Left for Dead

Schwagstock 10 offers good vibes, friendly faces and Grateful Dead-inspired jams

Jul 25, 2001 at 4:00 am
Imagine crawling from a tent after dancing all night to Grateful Dead classics and squinting up at the summer sun as the strains of Pink Floyd waft in from a nearby campsite and the aroma of egg burritos permeates the air. Jerry Garcia may be dead, but his spirit lives on -- not only in the millions of Deadheads he left behind but in a whole new 'Head generation, many of whom are too young to have experienced an actual Dead performance. Rising from Garcia's venerable ashes are countless improvisation-based bands (sometimes called "jam bands," both by fans and deriders of the genre) and summer music festivals such as Schwagstock 10 (also called "DamJam 2001"), which boasts local jam-band favorites the Schwag in the pleasant context of an Ozarks campground, accompanied by swimming, floating, merchandise booths, drum circles and bonfires. Opening for the Schwag is funk-rock fusion band Einstein Electric, St. Louis blues legends Bennie Smith and the Urban Blues Express, Beatles tribute band Pepperland and Devon Allman, son of Allman Brother Gregg Allman.

Ordinarily a quartet comprising bassist Jimmy Tebeau, keyboardist Jack Kirkner, lead guitarist Shawn Guyot and drummer Dave Klein, just for Schwagstock the band picks up an extra two members (Darrel Lea on rhythm guitar and J. Curry on drums) to better re-create the experience of the six-piece Grateful Dead. Come rain or shine this weekend, more than 2,000 people will leave their dreary workweeks behind to camp at the base of Bagnell Dam and boogie to such folky numbers as "Mississippi Half-Step" and "Touch of Grey" and electric freak-jams like "Dark Star." "You truly leave all your troubles behind," says Kirkner. "It's shocking to think how much fun I have doing it."

"Every Schwag show is about getting some energy going -- not only what [audience members] hear, but what they see and, the biggest thing, what they feel," says Tebeau, who organizes the event.

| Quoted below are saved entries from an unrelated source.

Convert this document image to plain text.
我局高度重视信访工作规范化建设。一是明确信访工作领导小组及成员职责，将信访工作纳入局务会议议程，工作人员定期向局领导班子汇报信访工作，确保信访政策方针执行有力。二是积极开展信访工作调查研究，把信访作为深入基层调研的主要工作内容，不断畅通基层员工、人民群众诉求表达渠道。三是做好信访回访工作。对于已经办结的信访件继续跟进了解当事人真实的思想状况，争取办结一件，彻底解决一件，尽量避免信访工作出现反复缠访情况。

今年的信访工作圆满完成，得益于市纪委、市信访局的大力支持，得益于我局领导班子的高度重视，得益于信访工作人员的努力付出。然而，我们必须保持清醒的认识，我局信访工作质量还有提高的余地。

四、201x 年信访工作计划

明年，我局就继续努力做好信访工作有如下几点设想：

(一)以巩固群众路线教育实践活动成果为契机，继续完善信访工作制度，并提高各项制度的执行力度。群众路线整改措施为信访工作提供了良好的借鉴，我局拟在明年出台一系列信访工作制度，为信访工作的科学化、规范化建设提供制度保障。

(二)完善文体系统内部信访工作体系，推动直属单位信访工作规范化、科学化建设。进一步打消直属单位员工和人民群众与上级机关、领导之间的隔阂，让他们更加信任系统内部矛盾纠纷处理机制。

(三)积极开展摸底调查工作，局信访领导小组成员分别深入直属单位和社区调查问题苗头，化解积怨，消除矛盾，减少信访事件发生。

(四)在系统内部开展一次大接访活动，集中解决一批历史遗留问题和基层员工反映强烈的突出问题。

Schwagstock got its start at a small campsite in Columbia, Mo., in 1997. "We had a Port-A-Potty and one spigot of water, but we did about 600 people," Tebeau recalls. He networked with like-minded jam-band aficionados through a mailing list he started in 1995 that now contains more than 4,600 names and launched the Schwag's Web site (www.theschwag.com) in 1997. Since then, Tebeau has stepped up the promotion, making the event bigger each year; Schwagstock 9 attracted a record 2,700 people last month. More important than numbers, however, is the prevailing sense of community -- "the exchange of energy between the band and the audience that's at the core of the whole thing for us and for people who come to see us," says Kirkner. "We rely on it in order to make the music what it is."

Clearly Schwagstock is a family affair for both the band and the audience. Tebeau, a personable fellow with dreadlocks extending to the middle of his back, has a smile and a handshake for everyone he meets, and no one's a stranger for long. Off-roading around the perimeter of the campsite in golf carts, the band members wave to fans, stopping along the way to chat or give them a lift to Shakedown Street, a walkway lined with vendors' booths where fans congregate. "We know a lot of the people that come to the shows. It's kind of a big campout of cool friends," Tebeau says. Even his parents help out by manning the entrance to the grounds, and, after the show, Tebeau always jams with his 17-year-old son, Chris, at the drum circle around the bonfire.

The Schwag evolved in 1992 from a jam band called the Kind that's played a regular Tuesday gig in St. Louis since 1991. "We threw the Schwag together as an excuse to jam on Monday nights," Tebeau confesses. He still plays with the Kind every Tuesday night at Z, the band's temporary home until Cicero's reopens. Although the band's lineup has changed over the years -- Tebeau is the only current member of the original Schwag -- their mission remains constant: to revel in "the interpretation of the shows and of the Dead and of the material," in Kirkner's words.

Before you deride them as Grateful Dead knockoffs, realize that the Schwag don't really cover Dead songs so much as improvise to them. They consider themselves musicians, not mimics, an improvisational outfit rather than a cover band. Tebeau, who's studied jazz theory and played in big bands and jazz combos, revels in the freedom of the Schwag's music: "We've been trying to bust out jazz tunes lately like Miles Davis." Drummer Klein had an 11-year love affair with classical trumpet before taking up the drums in 1993 and joining the band in 1997. "The background of everybody in the band comes through," says Kirkner, who joined in 1999 and plays a '60s-era Hammond B-3 organ. "I don't think the Dead would ever recommend that we stagnate for any reason."

One thing they all have in common, however, is a willingness to tour, tour, tour. The group averages about 200 shows a year in 17 states. "That's part of the fun of being in the band -- I've met so many beautiful folks out on the road," says Guyot. "We have family in every city."